TOKYO (Reuters) - In a blow to Prime Minister Shinzo Abe, Japan’s newly appointed trade and industry minister plans to resign following reports that some of her support groups misused political funds, Japanese media said on Saturday.
Yuko Obuchi, the 40-year-old daughter of a former premier, has told people close to Abe that she plans to resign and take responsibility for a furor she caused, the Nikkei newspaper said, without citing any sources.
“What I have to do right now is to conduct a thorough investigation into the political funding issue,” Obuchi told reporters on Saturday, when asked whether she intended to quit.
Obuchi also said she did not plan to meet the prime minister on Saturday, when he was due to return from an Asia-Europe summit in Italy.
Abe tapped Obuchi, a telegenic mother of two young children, less than two months ago to head the powerful METI. She was one of five women Abe chose in a cabinet reshuffle in an effort to bolster his popularity by showing his commitment to promoting women.
Regarded as a possible future contender to become Japan’s first woman prime minister, Obuchi apologized at a parliamentary panel on Thursday in the wake of the reports of the misuse of funds, which could violate electoral and political funding laws.

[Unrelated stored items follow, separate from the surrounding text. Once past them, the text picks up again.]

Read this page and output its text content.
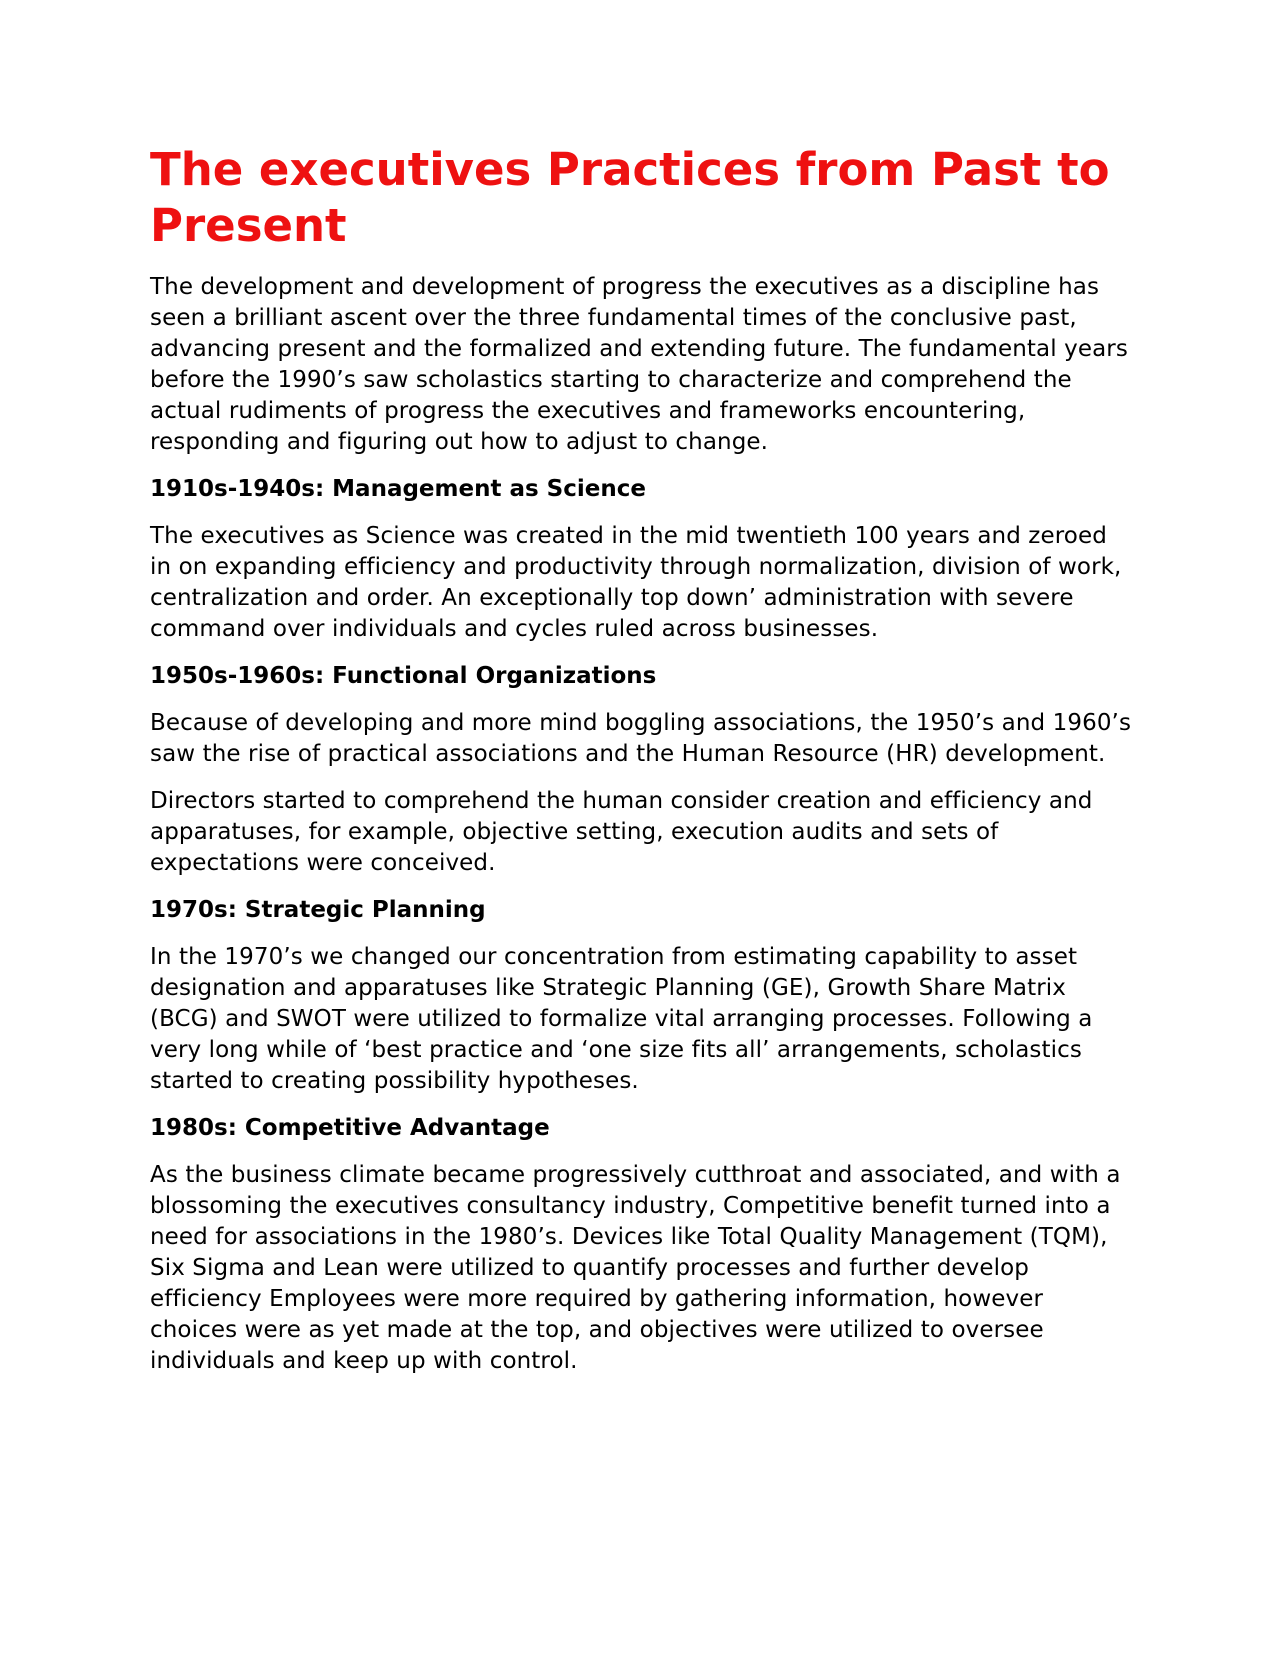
The executives Practices from Past to Present

The development and development of progress the executives as a discipline has seen a brilliant ascent over the three fundamental times of the conclusive past, advancing present and the formalized and extending future. The fundamental years before the 1990’s saw scholastics starting to characterize and comprehend the actual rudiments of progress the executives and frameworks encountering, responding and figuring out how to adjust to change.

1910s-1940s: Management as Science

The executives as Science was created in the mid twentieth 100 years and zeroed in on expanding efficiency and productivity through normalization, division of work, centralization and order. An exceptionally top down’ administration with severe command over individuals and cycles ruled across businesses.

1950s-1960s: Functional Organizations

Because of developing and more mind boggling associations, the 1950’s and 1960’s saw the rise of practical associations and the Human Resource (HR) development.

Directors started to comprehend the human consider creation and efficiency and apparatuses, for example, objective setting, execution audits and sets of expectations were conceived.

1970s: Strategic Planning

In the 1970’s we changed our concentration from estimating capability to asset designation and apparatuses like Strategic Planning (GE), Growth Share Matrix (BCG) and SWOT were utilized to formalize vital arranging processes. Following a very long while of ‘best practice and ‘one size fits all’ arrangements, scholastics started to creating possibility hypotheses.

1980s: Competitive Advantage

As the business climate became progressively cutthroat and associated, and with a blossoming the executives consultancy industry, Competitive benefit turned into a need for associations in the 1980’s. Devices like Total Quality Management (TQM), Six Sigma and Lean were utilized to quantify processes and further develop efficiency Employees were more required by gathering information, however choices were as yet made at the top, and objectives were utilized to oversee individuals and keep up with control.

“I feel that ignorance is no excuse,” Obuchi said on Friday in response to repeated questions at a parliamentary panel.
A Ministry of Economy, Trade and Industry (METI) spokesman said he was unaware of any plans by Obuchi to quit. The ministry said later that her visit to central Japan on Saturday was canceled to avoid expected “disorder”. No one answered the phone at her political office.
The weekly magazine Shukan Shincho reported that two political support groups in Obuchi’s constituency had spent some 26 million yen ($245,600) on theater tickets for her backers in 2010 and 2011. Major newspapers also followed up on the allegations made by the magazine.

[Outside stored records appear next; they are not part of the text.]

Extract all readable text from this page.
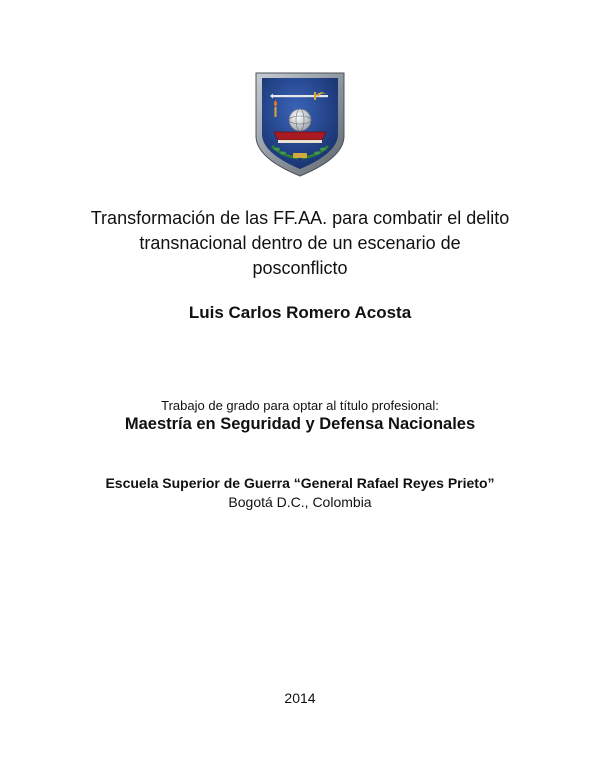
Transformación de las FF.AA. para combatir el delito
transnacional dentro de un escenario de
posconflicto

Luis Carlos Romero Acosta

Trabajo de grado para optar al título profesional:

Maestría en Seguridad y Defensa Nacionales

Escuela Superior de Guerra “General Rafael Reyes Prieto”

Bogotá D.C., Colombia

2014
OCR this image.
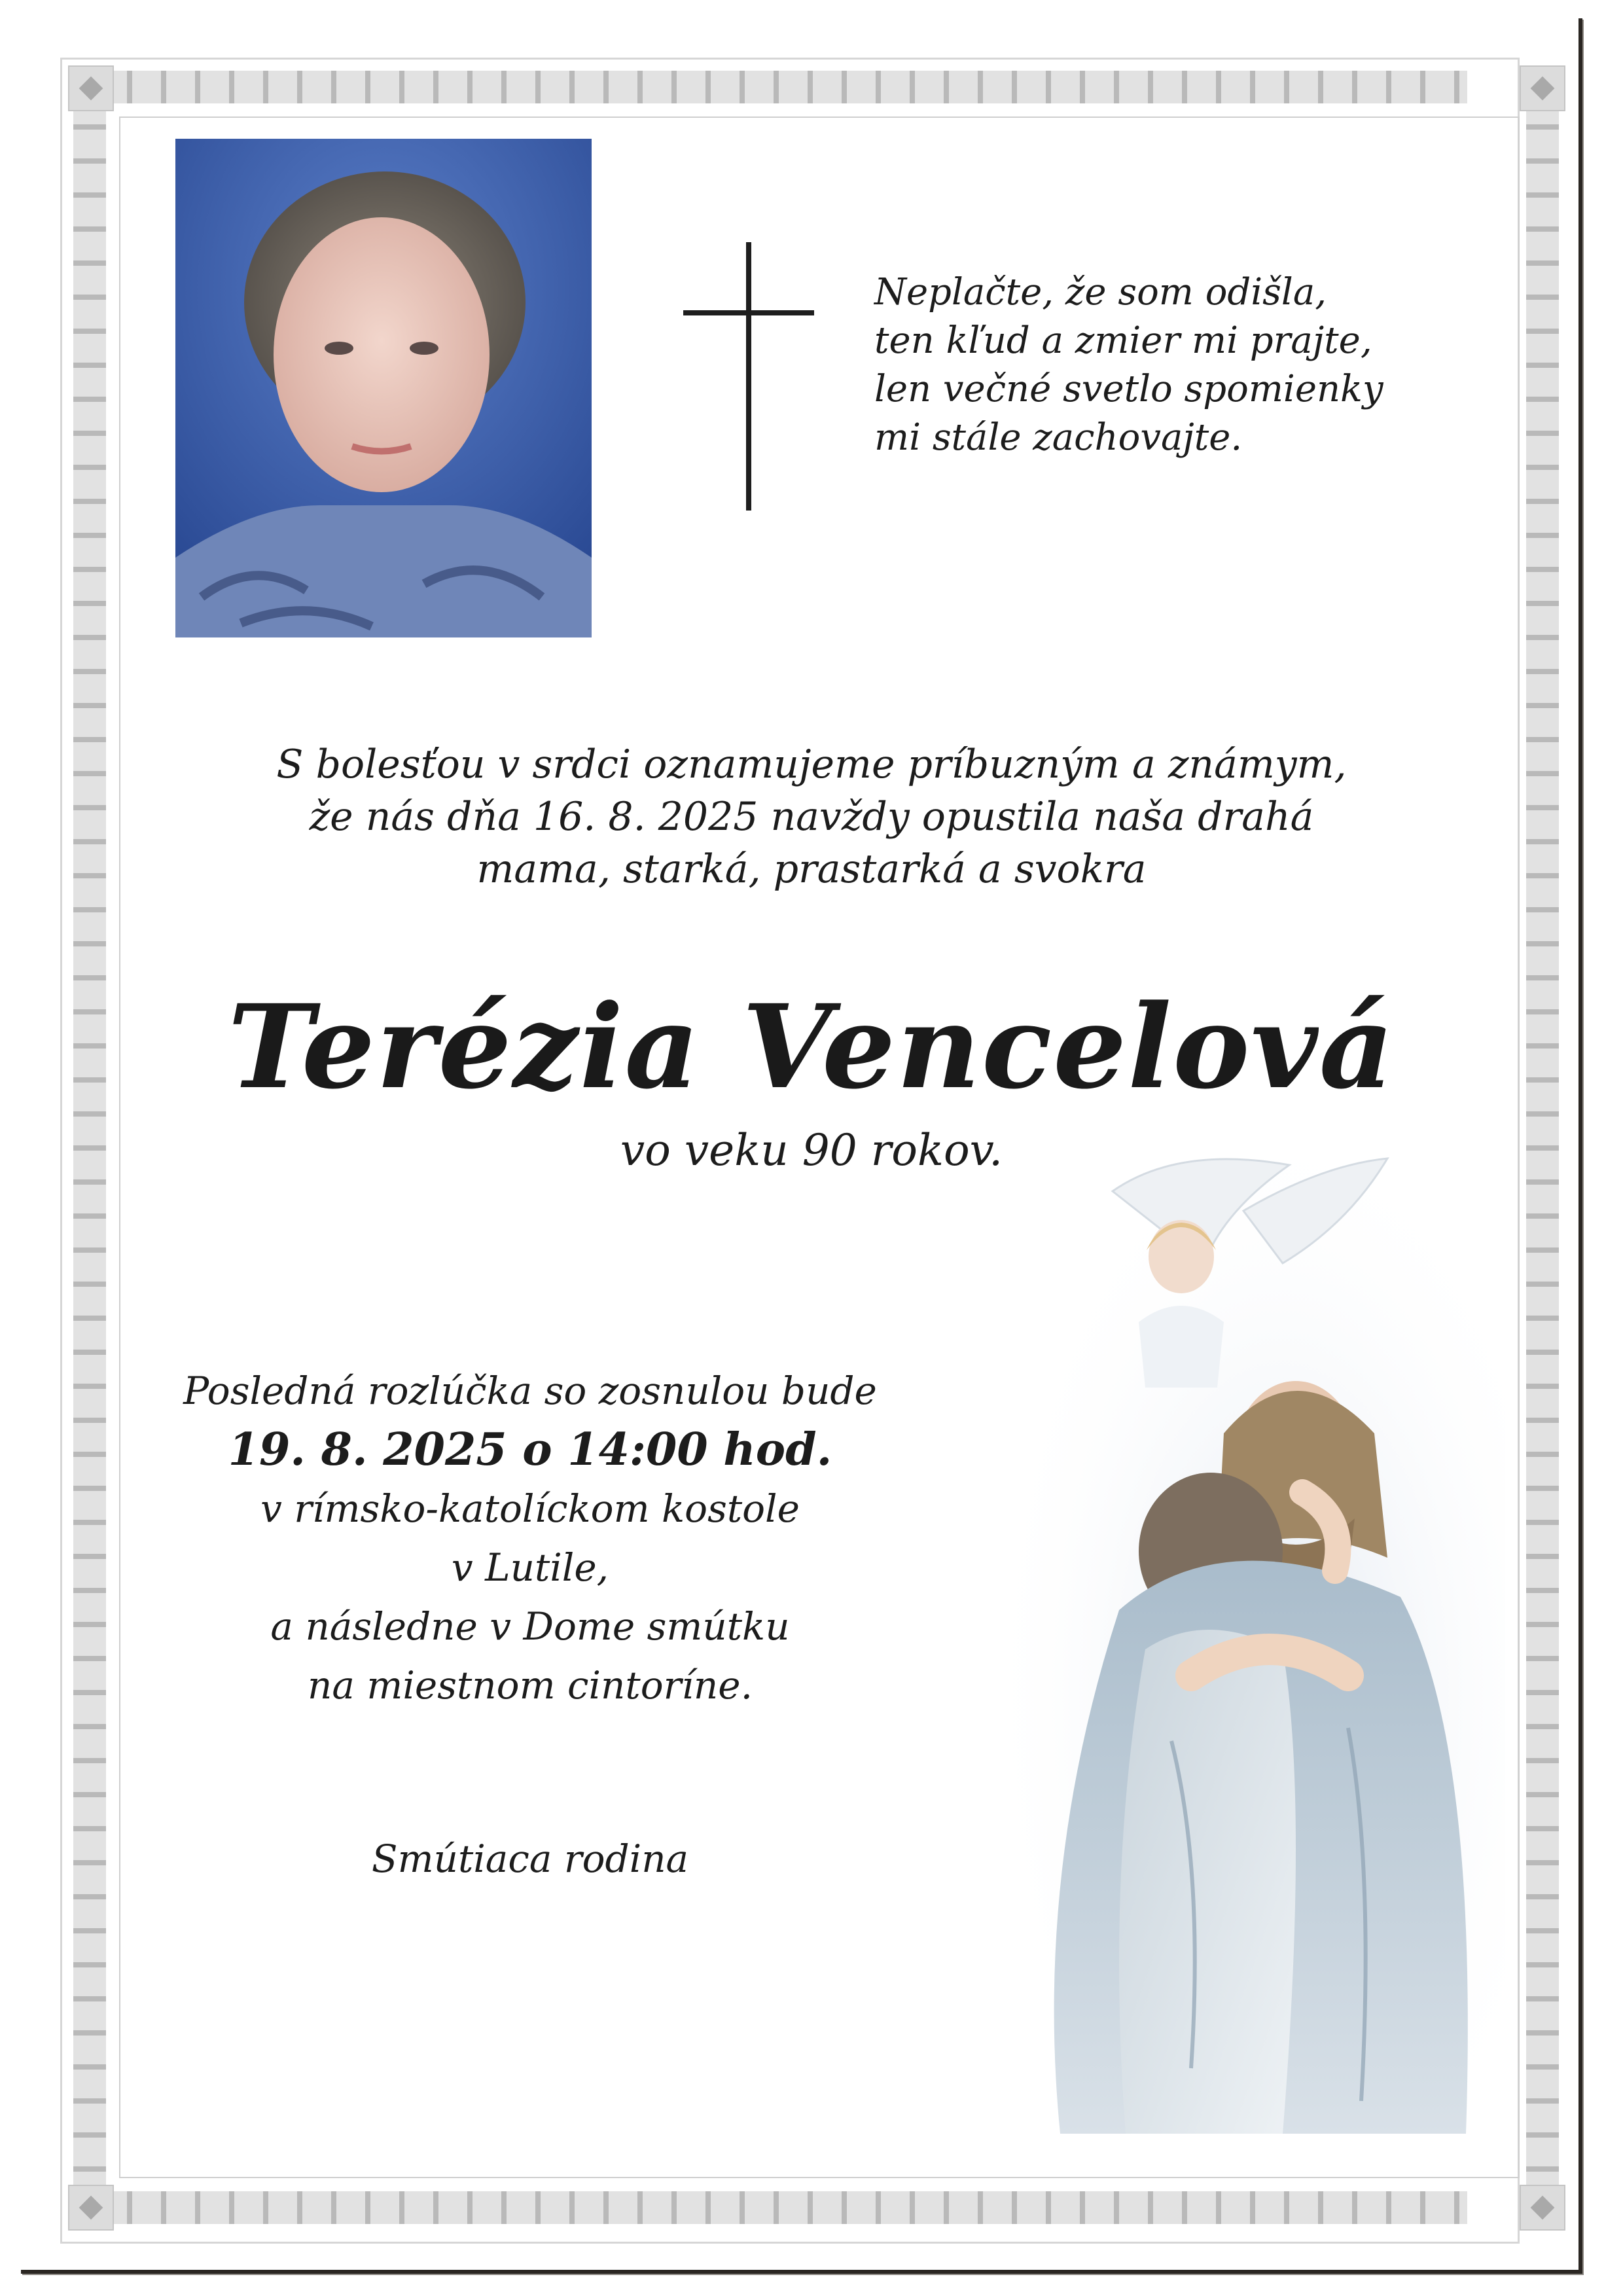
Neplačte, že som odišla,
ten kľud a zmier mi prajte,
len večné svetlo spomienky
mi stále zachovajte.
S bolesťou v srdci oznamujeme príbuzným a známym,
že nás dňa 16. 8. 2025 navždy opustila naša drahá
mama, starká, prastarká a svokra
Terézia Vencelová
vo veku 90 rokov.
Posledná rozlúčka so zosnulou bude
19. 8. 2025 o 14:00 hod.
v rímsko-katolíckom kostole
v Lutile,
a následne v Dome smútku
na miestnom cintoríne.
Smútiaca rodina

She said she believed her supporters had paid for the theater events themselves but was aware it would be a violation of the law if her political groups made additional payments.
After her appointment, Obuchi was given the tough task of trying to gain public trust for the government’s unpopular policy of restarting nuclear reactors following the 2011 Fukushima atomic disaster.

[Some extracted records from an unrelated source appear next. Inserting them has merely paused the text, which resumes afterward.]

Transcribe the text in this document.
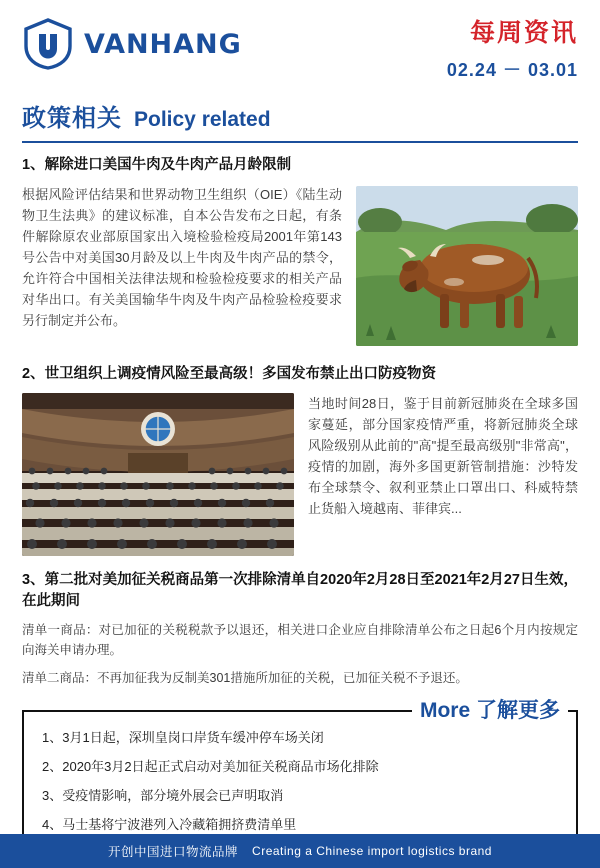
VANHANG	每周资讯
02.24 － 03.01
政策相关 Policy related
1、解除进口美国牛肉及牛肉产品月龄限制
根据风险评估结果和世界动物卫生组织（OIE）《陆生动物卫生法典》的建议标准，自本公告发布之日起，有条件解除原农业部原国家出入境检验检疫局2001年第143号公告中对美国30月龄及以上牛肉及牛肉产品的禁令，允许符合中国相关法律法规和检验检疫要求的相关产品对华出口。有关美国输华牛肉及牛肉产品检验检疫要求另行制定并公布。
2、世卫组织上调疫情风险至最高级！多国发布禁止出口防疫物资
当地时间28日，鉴于目前新冠肺炎在全球多国家蔓延，部分国家疫情严重，将新冠肺炎全球风险级别从此前的"高"提至最高级别"非常高"，疫情的加剧，海外多国更新管制措施：沙特发布全球禁令、叙利亚禁止口罩出口、科威特禁止货船入境越南、菲律宾...
3、第二批对美加征关税商品第一次排除清单自2020年2月28日至2021年2月27日生效，在此期间
清单一商品：对已加征的关税税款予以退还，相关进口企业应自排除清单公布之日起6个月内按规定向海关申请办理。
清单二商品：不再加征我为反制美301措施所加征的关税，已加征关税不予退还。
More 了解更多
1、3月1日起，深圳皇岗口岸货车缓冲停车场关闭
2、2020年3月2日起正式启动对美加征关税商品市场化排除
3、受疫情影响，部分境外展会已声明取消
4、马士基将宁波港列入冷藏箱拥挤费清单里
开创中国进口物流品牌 Creating a Chinese import logistics brand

Abe had hoped the soft-spoken Obuchi would be able to ease opposition to nuclear power, but the controversy around her could hinder the government’s plan for restarting the reactors, according to some political analysts.
The ruling coalition has a hefty majority in parliament, but the opposition Democratic Party (DPJ) has been targeting new cabinet ministers in parliamentary debates in the hope of denting Abe’s popularity, still relatively robust at around 50 percent.
The DPJ on Friday filed a criminal complaint against Justice Minister Midori Matsushima, accusing her of violating the election law by distributing paper fans to voters in her district, domestic media reported. The DPJ has demanded that Matsushima resign.
Abe’s first brief tenure as prime minister in 2006-2007 was marked by scandals among his cabinet members, several of whom were forced to resign and one who committed suicide, but after his return to office in December 2012, his first cabinet was relatively scandal-free.